On Nov. 26, Beijing shifted 12 parcels of land -- marking the city's largest number and volume of sales in a single day -- and earned CNY31.6 billion in the process, though it had to relax bidding rules in order to achieve that. The city also made CNY6 billion from sales on Dec. 4 and Dec. 11, after bringing in CNY49.5 billion in November, giving it a total of CNY170 billion (USD24.7 billion) throughout the first 11 months of the year.
Other cities have also been looking to increase land supply as the year comes to a close. First-tier cities combined to sell 90 lots last month and second-tier cities sold 1,400, their best month this year, according to data from Centaline.
Many of the sales were a result of eased bidding restrictions or significantly lowered prices. Land rates in the second half of this year were as much as 50 percent less than in 2016 or last year. One lot sold in Guangzhou on Dec. 3 went for CNY13,505 (USD2,000) a square meter, less than half of the CNY27,274 a square meter that a nearby parcel sold for in August 2016.
Despite all the record breaking, 2018 has been far from a smooth sail for land sales in China.
There had been 324 abortive auctions for residential land in first- and second-tier cities as of Dec. 17, up 140 percent and the largest amount in six years, Centaline data showed.
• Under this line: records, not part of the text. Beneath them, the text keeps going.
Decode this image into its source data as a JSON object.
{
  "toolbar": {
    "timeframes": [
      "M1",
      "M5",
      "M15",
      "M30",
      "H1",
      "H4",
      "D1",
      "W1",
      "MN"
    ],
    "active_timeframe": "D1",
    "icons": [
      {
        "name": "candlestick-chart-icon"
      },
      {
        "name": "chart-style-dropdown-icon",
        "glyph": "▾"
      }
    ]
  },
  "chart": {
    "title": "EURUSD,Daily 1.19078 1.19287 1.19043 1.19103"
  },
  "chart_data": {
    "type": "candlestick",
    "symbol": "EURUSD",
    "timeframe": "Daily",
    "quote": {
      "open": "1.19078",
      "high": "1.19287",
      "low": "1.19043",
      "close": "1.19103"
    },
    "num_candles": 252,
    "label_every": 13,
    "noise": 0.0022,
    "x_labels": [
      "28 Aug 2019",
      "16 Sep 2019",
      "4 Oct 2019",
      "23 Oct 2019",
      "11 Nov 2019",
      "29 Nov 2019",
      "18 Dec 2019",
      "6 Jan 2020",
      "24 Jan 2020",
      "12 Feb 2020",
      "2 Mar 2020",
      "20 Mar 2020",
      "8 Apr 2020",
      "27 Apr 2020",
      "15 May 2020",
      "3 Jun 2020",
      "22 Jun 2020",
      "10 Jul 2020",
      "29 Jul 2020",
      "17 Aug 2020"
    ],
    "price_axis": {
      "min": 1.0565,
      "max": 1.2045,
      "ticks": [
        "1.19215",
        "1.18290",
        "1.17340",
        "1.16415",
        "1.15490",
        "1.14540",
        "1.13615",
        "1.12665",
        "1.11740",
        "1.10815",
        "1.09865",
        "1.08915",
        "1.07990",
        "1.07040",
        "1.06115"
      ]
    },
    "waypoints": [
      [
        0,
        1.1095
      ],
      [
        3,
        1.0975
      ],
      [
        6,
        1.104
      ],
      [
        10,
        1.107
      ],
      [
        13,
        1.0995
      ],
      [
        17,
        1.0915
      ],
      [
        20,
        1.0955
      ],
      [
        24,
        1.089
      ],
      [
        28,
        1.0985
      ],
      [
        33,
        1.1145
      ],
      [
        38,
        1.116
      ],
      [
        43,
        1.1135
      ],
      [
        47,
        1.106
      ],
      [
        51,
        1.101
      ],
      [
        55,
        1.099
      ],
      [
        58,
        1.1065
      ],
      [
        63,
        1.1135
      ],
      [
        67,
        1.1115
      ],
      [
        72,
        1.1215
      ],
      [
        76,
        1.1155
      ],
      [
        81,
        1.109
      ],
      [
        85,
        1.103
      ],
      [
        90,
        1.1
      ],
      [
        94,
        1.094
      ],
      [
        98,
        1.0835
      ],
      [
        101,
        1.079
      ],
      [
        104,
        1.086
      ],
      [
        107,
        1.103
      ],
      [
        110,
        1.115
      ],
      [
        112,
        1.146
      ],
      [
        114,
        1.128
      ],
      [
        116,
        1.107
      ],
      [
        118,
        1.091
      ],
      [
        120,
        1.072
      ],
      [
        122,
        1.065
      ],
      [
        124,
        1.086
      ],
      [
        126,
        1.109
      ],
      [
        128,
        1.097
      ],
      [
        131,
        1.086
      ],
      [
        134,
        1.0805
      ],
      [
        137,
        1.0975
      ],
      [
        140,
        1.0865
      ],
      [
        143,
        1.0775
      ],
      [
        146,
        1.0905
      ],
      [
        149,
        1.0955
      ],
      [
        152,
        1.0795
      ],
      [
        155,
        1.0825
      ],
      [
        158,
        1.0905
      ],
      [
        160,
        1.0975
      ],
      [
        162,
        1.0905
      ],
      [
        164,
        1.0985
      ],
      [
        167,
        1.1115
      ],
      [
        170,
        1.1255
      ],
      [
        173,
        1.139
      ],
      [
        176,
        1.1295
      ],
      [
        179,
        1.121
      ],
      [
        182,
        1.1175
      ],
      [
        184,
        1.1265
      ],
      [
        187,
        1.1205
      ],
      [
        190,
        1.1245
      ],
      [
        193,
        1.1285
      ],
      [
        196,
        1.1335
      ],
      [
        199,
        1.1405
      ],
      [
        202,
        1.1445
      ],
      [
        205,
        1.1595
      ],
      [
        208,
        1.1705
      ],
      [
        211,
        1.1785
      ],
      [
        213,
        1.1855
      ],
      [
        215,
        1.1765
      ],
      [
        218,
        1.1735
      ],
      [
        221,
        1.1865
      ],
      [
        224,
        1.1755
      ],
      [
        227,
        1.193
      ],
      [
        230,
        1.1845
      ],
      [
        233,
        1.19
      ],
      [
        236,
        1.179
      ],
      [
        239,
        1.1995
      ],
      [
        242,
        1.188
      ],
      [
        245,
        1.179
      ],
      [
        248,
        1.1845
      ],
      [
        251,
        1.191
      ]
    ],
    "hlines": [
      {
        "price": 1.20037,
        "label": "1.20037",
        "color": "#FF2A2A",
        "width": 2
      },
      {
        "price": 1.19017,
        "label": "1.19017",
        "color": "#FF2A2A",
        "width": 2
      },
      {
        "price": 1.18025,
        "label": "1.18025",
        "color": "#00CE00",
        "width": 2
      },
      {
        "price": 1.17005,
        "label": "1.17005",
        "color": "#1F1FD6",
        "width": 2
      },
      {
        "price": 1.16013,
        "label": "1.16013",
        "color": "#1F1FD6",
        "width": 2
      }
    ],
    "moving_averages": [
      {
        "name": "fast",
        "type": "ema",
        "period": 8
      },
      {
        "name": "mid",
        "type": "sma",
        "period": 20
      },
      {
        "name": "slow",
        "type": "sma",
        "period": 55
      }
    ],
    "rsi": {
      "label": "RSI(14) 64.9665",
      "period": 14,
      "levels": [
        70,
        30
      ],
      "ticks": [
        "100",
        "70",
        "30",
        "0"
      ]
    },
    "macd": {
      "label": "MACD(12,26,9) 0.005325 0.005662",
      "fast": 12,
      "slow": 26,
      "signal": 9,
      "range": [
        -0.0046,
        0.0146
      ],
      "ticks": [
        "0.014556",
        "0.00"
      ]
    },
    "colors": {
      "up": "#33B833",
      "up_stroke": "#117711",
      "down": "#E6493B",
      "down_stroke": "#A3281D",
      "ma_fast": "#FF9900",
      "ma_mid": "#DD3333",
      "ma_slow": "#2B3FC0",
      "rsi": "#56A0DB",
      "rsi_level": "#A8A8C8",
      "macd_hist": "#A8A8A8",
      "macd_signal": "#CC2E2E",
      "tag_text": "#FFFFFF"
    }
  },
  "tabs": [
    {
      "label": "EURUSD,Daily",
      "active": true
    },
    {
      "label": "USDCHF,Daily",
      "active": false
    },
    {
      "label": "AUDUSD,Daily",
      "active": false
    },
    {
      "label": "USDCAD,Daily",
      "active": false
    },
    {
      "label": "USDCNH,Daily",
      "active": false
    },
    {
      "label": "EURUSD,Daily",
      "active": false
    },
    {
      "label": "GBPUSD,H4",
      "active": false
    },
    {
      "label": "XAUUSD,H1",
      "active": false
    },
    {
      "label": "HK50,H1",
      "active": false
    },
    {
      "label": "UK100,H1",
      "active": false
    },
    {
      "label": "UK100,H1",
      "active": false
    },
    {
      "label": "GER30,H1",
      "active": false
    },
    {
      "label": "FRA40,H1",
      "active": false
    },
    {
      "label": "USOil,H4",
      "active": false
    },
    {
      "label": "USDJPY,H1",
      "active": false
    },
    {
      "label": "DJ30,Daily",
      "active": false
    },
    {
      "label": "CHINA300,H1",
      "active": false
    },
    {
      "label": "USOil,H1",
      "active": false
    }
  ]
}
Failed auctions were also on the rise in third- and fourth-tier cities.
"The falling temperature of the land market is obvious," an executive at a top 10 real estate developer told Yicai Global. "Many governments are afraid of abortive auctions."
China's 25 top real estate companies spent CNY76.7 billion, CNY72 billion and CNY39.4 billion on land in September, October and last month -- the first time there has been a three-month stretch without them spending over CNY100 billion. Before September, they had been spending around CNY120 billion to CNY200 billion each month.
The sharp rise in supply and dive in demand has led to a low prosperity index for the market, and led to large declines in the price of land compared with the past two years.